Дорнье в свою очередь отметил, что Шарль собирался куда-то уходить. Он был одет не в домашнюю одежду, но в уличный костюм, на ногах у него были сапоги, а под мышкой он сжимал шляпу, которую теперь положил на стол между собой и Дорнье.
«Если мы всё завершили, тогда в чём же ваш вопрос?» — спросил Шарль. «Вы видели меня вчера в доме герцога де Жюсси, не так ли?» — «Да». — «Таким образом, то, что в течение шестнадцати лет было для вас тайной, теперь стало явным». — «Ну, не слишком явным, до этого момента я не знал даже вашего имени, и по-прежнему не знаю, кто и зачем заказал у меня ту книгу». — «Но вы догадываетесь». — «Безусловно, строю кое-какие предположения». — «Соблаговолите их озвучить, если вас не затруднит». — «Я полагаю, что автором того письма был сам герцог де Жюсси, а владелицей кожи — его почившая супруга». — «Вы правильно догадались, и потому я прошу вас догадаться ещё и о причине моего визита». — «Видимо, вы хотите удостовериться, что я буду и впредь хранить вашу тайну». — «Именно, господин де Грези». — «Я могу вас заверить, что у меня и в мыслях не было кому-либо об этом рассказывать, хотя бы потому, что огласка может привести ко мне нежелательную проверку со стороны цеха». — «Согласен, но мне всё-таки требовалось дополнительно означить этот момент». — «Что ж, вы сделали это».
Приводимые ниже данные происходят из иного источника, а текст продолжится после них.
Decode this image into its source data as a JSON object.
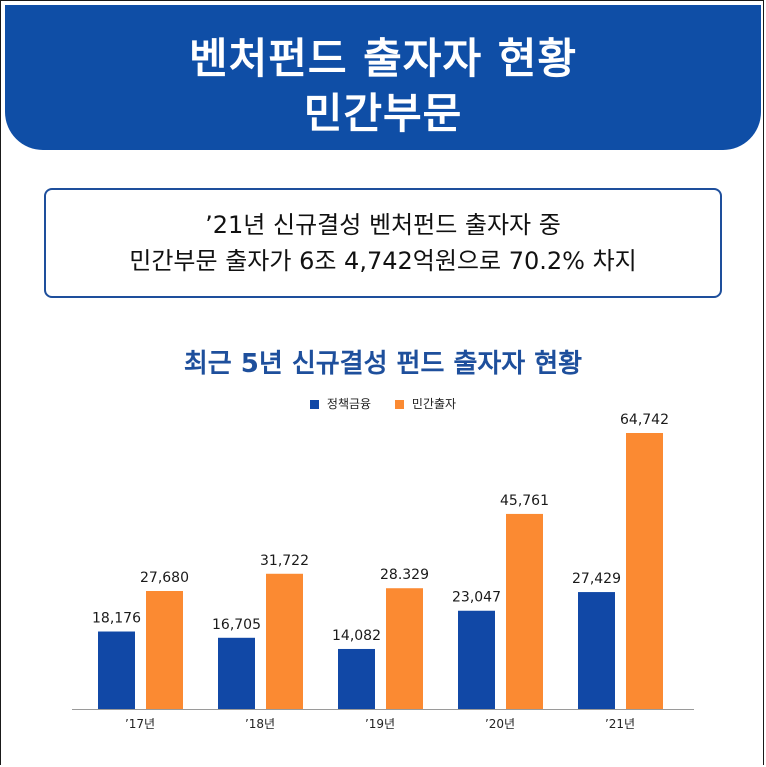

Шарлю явно не терпелось уйти. Он притрагивался к шляпе, весь разговор казался ему бессмысленной тратой времени. «Я вас понял, господин Дорнье, — сказал Шарль, — насколько я понимаю, именно вы рекомендовали меня нескольким клиентам примерно в то же время, за что я вам весьма и весьма благодарен; я могу вам гарантировать, что ни одна крупица информации, ни одно слово, связанное с работой над той книгой и над книгами в переплётах из человеческой кожи, не выходило за пределы моего дома — и не выйдет впредь».
Дорнье кивнул и поднялся. «Что ж, — сказал он, — у меня нет оснований вам не доверять; засим мне, видимо, стоит откланяться». Напоследок он обвёл взглядом кабинет переплётчика, посмотрел на книги, на самого де Грези, на его шляпу — и в этот момент поймал взглядом что-то знакомое. Так бывает: проскакиваешь глазами по некоему натюрморту, понимаешь, что там есть интересный тебе предмет, но по возвращении никак не можешь его найти. Так и Дорнье снова посмотрел на шляпу переплётчика и не понял, что же промелькнуло перед его взглядом — шляпа как шляпа, ничего особенного, широкие поля, скромное серое перо, аккуратная коричневая лента, за которую заправлена перчатка… Стоп. Вот оно. Перчатка. Память Дорнье пробудилась и вернула управляющего примерно на три недели назад, когда Анна-Франсуаза в очередной раз навещала герцога де Жюсси и встретилась в одном из коридоров с Дорнье. Они раскланялись, перебросились несколькими словами, и Дорнье хорошо запомнил перчатки Анны-Франсуазы — как он запоминал всё и вся. Перед ним на полях шляпы простого парижского переплётчика лежала перчатка госпожи де Жюсси де Торрон, и находиться она там не должна была никоим образом.